Изменить размер шрифта - +
Вот если бы Скоблин, одинокий и нищий, хотя бы на день оказался в 1921-м в Польше, Ковальский не сомневался бы в успехе своей миссии…

Нигде русским, бежавшим из России, не было так плохо, как в Польше. Остатки армии генерала Бредова, в которой оказался Ковальский после разгрома Добровольческой армии на юге России, были интернированы поляками.
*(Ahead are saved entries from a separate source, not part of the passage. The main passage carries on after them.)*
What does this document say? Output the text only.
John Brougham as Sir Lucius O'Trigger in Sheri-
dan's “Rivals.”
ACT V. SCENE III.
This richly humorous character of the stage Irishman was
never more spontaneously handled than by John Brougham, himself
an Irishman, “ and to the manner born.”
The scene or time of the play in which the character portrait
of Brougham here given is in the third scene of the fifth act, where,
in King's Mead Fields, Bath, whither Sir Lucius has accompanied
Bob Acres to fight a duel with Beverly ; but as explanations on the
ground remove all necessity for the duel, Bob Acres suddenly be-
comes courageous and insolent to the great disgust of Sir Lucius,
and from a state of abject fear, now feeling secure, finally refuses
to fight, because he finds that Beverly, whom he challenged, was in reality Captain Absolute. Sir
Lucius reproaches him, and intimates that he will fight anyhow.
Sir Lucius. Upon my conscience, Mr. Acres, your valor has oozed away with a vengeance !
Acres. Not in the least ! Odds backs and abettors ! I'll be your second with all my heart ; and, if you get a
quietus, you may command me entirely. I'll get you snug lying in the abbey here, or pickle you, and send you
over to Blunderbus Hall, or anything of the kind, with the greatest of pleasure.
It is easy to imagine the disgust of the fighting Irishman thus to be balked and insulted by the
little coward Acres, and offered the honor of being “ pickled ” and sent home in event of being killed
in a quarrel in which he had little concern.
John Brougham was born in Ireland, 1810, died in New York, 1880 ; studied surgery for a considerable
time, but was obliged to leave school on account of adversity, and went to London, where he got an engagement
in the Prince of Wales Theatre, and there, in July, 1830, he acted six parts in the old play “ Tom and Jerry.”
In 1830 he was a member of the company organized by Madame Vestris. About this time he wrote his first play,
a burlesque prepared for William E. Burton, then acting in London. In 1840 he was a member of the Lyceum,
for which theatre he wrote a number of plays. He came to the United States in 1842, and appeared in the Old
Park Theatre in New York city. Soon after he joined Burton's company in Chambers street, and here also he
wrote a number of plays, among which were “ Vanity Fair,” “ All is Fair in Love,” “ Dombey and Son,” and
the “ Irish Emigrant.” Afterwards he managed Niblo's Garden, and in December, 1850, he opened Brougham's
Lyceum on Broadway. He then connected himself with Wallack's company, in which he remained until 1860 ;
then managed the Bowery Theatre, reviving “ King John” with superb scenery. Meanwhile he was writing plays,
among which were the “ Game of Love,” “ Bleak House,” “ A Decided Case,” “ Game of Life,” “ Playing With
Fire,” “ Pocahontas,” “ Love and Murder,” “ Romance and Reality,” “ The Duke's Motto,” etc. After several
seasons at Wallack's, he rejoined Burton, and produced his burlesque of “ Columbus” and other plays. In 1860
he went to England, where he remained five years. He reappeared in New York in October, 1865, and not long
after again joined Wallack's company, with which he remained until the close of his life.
Всех разоружали и отправляли за колючую проволоку. Чтобы избежать концлагеря, Ковальский вступил в 3-ю армию генерала Перемыкина.

Но у Перемыкина Ковальский пробыл три дня, а потом перешел к Булак-Балаховичу, формировавшему новую армию вместе с Борисом Савинковым.

Там Ковальский прослужил около месяца в должности начальника военных сообщений. Но и остатки войск Булак-Балаховича, безуспешно сражавшихся с Красной Армией, поляки в конце концов тоже разоружили и интернировали.

Глава Польши Юзеф Пилсудский обещал французам, что соберет всех русских в концентрационных лагерях и будет их кормить с тем, чтобы при случае они могли возобновить борьбу против большевизма. На самом деле судьба добровольцев поляков не интересовала. В лагерях для интернированных голодные русские солдаты десятками умирали от болезней.

Ковальский все-таки выбрался из лагеря и оказался в Лодзи. С трудом нашел работу — ночным сторожем на мануфактуре. Потом его взяли техником в строительную контору. Это были худшие дни в его жизни.

Бывших русских солдат, оказавшихся в Польше без документов и денег, поляки презирали и унижали на каждом шагу, словно стараясь расквитаться с ними за три раздела Польши.

Ковальский еще сравнительно прилично устроился. Нашел работу, не голодал, не унижался, вымаливая милостыню. Кто-то из офицеров Добровольческой армии еще говорил о втором освободительном походе против большевиков, заботливо хранил форму на дне пустого чемодана, но Ковальский в этих разговорах не участвовал.

Он понял, что прежняя жизнь никогда не вернется. Война против большевизма проиграна. Красные победили — и победили навсегда. Надо думать о себе.

Ему было всего двадцать четыре года, из них почти пять лет он воевал.

Так что же делать? Оставаться в Польше, где он никому не нужен, просидеть всю жизнь техником в конторе на копеечном жаловании? Польское правительство думало только о том, как избавиться от бывших солдат Добровольческой армии. Маршал Юзеф Пилсудский может вообще выслать всех солдат и офицеров из Польши в Советскую Россию — такие слухи ходили среди бывших добровольцев. И тогда что?

Ковальский решился и пошел в российское полпредство. Минут сорок он сидел в приемной под надзором бди тельного дежурного. Потом его провели в соседнюю комнату, где с ним два часа разговаривал сотрудник полномочного представительства, который, как понял Ковальский, представлял в Польше Государственное политическое управление.

Очень молодой, но уже лысоватый чекист-дипломат допрашивал Ковальского сначала с видимым презрением, но постепенно смягчился:

— Что же вы так поздно прозрели? Что вас удерживало у белых?

— Боялся ЧК, — стараясь убедить чекиста в своей искренности, ответил Ковальский, — как все кадровые офицеры. Я старый корниловец, пионер Добрармии. Понимал, что за это меня по головке не погладят. Но идейным добровольцем я никогда не был, мной двигала инерция. Раз офицер, значит, идешь в Добрармию. Я быстро понял полный развал и безыдейность белого движения и старался доказать свою лояльность большевикам.

— Каким, интересно, способом?

— Когда Полтаву заняли части Добровольческой армии, ко мне как к коменданту станции привели коммунистов-чекистов, арестованных на территории станции. Я их узнал. Это были железнодорожники, сослуживцы отца. Вместо того, чтобы вызвать конвой, я пригласил их к себе в вагон и сказал: «Иду на станцию, через три минуты вернусь, и тогда мы с вами посчитаемся».